The First Lady said it best.
Speaking at the symposium, Michelle Obama said, “I know that you all have made this commitment not just because it is the patriotic thing to do, which it is. You’ve done this because you know that it is the smart thing to do for your businesses, because you know that America’s military turns out some of the highest skilled, hardest working employees this country has ever seen. And that’s particularly true when it comes to the construction sector.”
She noted that, in the course of their military service, vets have “built cities in the middle of deserts halfway around the world. They’ve built schools in remote villages. They’ve repaired complex machinery in combat zones in the middle of the night. In short, our troops have taken on some of the most challenging projects in some of the most inhospitable places under some of the toughest deadlines and constraints.”
In other words, veterans are more than ready to tackle even the toughest construction projects.
The timing couldn’t be better.
As the industry finally looks forward to significantly increased work opportunities, construction firms are facing serious labor shortages. The Bureau of Labor Statistics predicts construction will grow faster than the economy in general, requiring more than 1.5 million jobs over the next eight years. That’s an annualized growth rate of 2.6%.
Meanwhile, the number of available construction workers is woefully small compared to that need. Trade schools and other training programs are scrambling to turn out more skilled graduates for the construction trades, but no one believes they’ll be able to meet the demand.
The industry needs qualified people, and veterans need jobs. More than 100 U.S. construction firms have already signed on to the hiring pledge, including some of the largest international companies like Bechtel and Jacobs as well as numerous regional firms, local contractors and subcontractors. Another 80 construction companies say they’ll re-focus their current training and employment efforts on hiring veterans for new construction jobs.
These are good-paying jobs, and coalition members say the First Lady is right on target when she notes veterans are ideal candidates.
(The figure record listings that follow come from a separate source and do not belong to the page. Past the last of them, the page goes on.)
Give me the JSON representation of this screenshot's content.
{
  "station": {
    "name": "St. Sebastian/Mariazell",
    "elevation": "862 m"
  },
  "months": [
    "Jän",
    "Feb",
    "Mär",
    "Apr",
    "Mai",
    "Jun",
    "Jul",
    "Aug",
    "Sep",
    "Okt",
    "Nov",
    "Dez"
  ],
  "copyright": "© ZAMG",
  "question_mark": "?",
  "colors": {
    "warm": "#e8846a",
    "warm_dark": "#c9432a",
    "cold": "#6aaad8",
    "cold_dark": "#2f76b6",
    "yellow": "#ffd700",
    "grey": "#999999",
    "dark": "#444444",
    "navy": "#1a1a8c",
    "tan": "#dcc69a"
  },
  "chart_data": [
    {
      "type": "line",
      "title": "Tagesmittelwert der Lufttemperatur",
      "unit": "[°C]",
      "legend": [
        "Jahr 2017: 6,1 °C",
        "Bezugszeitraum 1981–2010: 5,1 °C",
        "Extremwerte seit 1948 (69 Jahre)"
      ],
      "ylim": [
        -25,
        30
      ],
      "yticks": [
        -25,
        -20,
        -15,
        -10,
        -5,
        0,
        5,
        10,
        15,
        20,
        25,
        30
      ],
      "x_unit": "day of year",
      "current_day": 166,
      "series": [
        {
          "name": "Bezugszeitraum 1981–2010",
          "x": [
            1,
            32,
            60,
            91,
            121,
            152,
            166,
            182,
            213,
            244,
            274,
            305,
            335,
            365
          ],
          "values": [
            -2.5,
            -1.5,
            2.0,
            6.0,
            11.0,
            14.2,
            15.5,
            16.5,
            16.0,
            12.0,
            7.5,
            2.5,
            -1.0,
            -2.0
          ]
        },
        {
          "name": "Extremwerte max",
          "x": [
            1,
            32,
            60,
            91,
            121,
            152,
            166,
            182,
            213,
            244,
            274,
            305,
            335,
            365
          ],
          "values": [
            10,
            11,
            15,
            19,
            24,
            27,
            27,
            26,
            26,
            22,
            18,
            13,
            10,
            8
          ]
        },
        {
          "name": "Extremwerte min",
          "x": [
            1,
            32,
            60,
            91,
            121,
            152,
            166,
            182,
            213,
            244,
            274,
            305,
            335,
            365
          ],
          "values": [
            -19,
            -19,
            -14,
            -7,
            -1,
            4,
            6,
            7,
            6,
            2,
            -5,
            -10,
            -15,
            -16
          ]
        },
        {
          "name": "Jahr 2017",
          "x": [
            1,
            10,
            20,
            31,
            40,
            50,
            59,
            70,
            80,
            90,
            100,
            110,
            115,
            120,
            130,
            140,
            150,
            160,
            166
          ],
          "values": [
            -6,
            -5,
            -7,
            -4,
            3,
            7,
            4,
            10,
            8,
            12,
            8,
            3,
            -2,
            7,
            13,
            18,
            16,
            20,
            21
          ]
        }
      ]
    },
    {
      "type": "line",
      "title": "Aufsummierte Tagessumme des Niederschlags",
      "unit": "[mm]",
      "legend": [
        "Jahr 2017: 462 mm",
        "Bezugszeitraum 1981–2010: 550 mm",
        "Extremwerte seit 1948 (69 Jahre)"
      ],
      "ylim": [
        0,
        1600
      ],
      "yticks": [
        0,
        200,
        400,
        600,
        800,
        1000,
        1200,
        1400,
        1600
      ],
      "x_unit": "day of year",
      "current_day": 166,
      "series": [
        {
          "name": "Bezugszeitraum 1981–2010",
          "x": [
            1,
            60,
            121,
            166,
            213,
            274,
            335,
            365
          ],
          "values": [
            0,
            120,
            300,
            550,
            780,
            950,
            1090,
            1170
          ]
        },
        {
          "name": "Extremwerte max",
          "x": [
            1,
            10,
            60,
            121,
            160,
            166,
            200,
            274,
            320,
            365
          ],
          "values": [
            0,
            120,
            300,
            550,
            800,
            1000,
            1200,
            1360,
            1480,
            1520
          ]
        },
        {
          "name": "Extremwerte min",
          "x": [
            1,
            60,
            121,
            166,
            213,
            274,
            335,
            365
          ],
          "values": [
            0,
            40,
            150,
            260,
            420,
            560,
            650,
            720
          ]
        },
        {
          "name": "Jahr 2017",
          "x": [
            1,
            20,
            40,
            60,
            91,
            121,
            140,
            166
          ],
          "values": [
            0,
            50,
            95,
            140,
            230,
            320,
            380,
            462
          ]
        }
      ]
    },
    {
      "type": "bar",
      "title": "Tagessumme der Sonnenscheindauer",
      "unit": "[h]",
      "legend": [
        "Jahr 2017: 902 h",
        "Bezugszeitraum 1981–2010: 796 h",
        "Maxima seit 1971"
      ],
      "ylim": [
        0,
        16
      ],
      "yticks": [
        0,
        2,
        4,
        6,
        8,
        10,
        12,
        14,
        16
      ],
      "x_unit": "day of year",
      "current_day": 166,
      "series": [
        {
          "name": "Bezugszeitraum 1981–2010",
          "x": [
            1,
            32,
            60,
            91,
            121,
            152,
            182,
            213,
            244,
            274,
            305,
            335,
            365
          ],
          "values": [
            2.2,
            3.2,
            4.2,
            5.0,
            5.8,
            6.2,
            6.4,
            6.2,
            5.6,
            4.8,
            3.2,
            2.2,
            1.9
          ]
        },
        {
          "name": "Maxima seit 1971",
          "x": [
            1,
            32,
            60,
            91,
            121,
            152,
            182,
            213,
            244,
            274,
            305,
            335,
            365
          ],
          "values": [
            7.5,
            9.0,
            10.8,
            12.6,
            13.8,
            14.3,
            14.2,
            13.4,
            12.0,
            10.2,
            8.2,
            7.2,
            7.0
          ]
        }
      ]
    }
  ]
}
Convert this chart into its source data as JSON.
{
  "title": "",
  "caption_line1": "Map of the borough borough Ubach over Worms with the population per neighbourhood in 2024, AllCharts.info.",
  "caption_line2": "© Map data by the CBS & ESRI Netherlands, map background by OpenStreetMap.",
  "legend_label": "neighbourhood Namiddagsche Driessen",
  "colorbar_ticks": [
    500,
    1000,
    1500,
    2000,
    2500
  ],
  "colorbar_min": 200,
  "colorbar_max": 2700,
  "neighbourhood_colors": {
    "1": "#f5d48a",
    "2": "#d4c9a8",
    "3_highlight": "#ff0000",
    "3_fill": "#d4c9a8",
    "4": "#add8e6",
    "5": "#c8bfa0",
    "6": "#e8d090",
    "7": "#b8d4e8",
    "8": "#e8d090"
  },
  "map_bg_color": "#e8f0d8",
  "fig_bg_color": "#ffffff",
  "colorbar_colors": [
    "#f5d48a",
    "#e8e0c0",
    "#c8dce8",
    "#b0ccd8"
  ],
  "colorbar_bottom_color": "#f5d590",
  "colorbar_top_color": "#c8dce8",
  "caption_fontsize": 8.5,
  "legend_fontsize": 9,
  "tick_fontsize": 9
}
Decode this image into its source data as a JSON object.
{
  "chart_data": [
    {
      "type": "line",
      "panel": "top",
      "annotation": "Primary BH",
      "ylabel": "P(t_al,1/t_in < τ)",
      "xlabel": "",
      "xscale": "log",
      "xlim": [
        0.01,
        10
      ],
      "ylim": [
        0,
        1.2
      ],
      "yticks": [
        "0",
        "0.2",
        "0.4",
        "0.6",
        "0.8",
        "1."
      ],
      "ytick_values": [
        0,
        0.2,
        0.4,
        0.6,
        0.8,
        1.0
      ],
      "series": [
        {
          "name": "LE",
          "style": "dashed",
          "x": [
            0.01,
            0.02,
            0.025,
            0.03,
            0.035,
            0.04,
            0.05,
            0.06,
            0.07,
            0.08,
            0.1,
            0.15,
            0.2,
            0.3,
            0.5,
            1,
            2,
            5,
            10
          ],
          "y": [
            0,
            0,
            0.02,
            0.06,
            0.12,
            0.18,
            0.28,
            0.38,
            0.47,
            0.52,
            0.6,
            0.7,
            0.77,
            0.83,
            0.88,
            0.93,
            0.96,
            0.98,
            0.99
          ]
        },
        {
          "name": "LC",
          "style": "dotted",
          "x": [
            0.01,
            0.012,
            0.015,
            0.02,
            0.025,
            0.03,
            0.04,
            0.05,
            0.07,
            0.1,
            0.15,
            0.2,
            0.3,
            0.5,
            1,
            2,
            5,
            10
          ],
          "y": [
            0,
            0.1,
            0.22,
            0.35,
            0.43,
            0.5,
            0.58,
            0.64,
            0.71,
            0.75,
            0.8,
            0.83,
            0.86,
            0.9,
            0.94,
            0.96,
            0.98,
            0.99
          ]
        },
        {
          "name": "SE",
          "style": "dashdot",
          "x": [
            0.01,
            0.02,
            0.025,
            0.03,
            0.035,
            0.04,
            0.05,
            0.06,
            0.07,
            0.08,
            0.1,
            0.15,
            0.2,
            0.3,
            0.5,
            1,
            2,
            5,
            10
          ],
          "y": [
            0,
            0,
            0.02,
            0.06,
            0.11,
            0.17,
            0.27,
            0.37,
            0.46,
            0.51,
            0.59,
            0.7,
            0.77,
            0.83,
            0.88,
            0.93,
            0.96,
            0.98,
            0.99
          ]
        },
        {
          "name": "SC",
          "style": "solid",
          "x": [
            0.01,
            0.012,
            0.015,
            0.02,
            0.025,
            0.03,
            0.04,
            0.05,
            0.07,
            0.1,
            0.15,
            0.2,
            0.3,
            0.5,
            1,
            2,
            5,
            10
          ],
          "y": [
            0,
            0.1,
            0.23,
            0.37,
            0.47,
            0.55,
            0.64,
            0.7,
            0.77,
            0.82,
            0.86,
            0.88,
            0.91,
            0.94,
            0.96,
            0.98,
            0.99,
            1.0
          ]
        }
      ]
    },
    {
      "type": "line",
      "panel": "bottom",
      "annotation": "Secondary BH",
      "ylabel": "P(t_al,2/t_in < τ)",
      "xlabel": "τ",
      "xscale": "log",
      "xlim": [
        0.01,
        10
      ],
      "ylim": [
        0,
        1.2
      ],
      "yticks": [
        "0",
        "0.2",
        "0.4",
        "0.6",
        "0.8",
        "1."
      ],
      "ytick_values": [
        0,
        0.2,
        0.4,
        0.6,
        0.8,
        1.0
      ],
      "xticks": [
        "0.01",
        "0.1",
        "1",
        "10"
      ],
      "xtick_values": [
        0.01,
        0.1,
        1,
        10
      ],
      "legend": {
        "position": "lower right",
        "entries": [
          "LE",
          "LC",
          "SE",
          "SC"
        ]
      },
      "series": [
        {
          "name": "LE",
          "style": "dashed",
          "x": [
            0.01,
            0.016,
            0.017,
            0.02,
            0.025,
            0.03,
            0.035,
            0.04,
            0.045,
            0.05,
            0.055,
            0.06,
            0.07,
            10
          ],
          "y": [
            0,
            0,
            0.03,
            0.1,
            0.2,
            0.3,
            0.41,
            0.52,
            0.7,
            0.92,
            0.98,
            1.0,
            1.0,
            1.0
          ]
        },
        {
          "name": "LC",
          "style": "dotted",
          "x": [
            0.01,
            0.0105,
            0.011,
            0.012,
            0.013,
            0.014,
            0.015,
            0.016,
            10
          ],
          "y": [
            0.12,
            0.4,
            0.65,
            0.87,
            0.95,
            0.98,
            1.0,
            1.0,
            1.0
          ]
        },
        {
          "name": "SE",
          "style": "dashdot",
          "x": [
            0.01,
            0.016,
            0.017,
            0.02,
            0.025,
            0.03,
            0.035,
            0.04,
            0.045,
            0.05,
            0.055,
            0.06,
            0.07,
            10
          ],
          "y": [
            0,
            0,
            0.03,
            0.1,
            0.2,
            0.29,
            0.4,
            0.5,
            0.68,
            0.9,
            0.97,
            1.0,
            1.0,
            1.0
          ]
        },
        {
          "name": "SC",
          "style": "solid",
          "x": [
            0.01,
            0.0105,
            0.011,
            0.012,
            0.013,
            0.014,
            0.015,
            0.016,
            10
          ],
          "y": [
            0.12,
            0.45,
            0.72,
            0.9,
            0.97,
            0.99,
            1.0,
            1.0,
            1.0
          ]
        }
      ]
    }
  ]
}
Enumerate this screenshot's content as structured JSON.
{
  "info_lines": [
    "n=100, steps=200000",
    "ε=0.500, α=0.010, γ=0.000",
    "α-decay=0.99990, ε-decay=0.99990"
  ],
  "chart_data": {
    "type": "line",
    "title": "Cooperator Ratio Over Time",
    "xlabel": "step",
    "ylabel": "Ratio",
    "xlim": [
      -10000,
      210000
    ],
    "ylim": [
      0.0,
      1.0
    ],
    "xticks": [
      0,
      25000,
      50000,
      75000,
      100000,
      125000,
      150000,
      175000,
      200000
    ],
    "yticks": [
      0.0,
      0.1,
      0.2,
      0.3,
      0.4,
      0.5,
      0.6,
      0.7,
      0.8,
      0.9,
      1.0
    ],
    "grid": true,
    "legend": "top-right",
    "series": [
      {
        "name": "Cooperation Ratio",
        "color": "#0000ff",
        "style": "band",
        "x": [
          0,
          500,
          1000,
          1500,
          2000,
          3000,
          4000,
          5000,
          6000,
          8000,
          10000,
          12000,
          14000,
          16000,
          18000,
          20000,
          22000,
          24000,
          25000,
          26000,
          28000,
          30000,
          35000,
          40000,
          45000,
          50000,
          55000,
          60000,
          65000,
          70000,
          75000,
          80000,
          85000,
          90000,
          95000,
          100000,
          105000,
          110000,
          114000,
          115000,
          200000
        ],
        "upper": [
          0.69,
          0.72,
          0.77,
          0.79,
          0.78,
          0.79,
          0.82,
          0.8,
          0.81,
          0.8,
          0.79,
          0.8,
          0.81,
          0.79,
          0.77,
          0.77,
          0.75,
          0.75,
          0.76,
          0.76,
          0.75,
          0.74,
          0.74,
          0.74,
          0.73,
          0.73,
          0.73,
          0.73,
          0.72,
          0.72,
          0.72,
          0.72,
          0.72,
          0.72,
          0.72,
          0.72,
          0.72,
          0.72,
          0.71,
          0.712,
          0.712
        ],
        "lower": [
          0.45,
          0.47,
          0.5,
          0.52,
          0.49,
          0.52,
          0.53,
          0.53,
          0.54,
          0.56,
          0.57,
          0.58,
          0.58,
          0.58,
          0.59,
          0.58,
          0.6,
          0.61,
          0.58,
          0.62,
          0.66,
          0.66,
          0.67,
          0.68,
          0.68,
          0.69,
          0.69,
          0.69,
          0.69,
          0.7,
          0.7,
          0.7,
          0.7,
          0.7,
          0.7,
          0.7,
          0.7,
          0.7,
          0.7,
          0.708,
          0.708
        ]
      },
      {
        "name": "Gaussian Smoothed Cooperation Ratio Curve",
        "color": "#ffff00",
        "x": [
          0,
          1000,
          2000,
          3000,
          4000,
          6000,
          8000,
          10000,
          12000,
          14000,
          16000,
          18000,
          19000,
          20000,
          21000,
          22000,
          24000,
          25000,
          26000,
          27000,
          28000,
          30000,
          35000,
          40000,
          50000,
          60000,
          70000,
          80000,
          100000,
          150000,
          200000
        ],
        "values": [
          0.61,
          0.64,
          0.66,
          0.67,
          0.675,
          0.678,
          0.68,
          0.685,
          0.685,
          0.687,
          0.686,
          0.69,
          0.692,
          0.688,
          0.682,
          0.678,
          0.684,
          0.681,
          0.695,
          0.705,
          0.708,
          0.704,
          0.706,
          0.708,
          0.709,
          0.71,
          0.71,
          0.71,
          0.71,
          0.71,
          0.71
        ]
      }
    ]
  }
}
Contractors are looking to take advantage of military-instilled organizational planning and leadership skills as well as technical know-how learned in the service. Personal characteristics such as integrity and discipline and the initiative to do what it takes are essential on construction sites as well as in maintenance yards.
Veterans coming out of service are looking for career opportunities to take them and their families through the next stages of their lives, and they’re looking to locate all around the country. Teaming up with the construction industry is a win-win opportunity.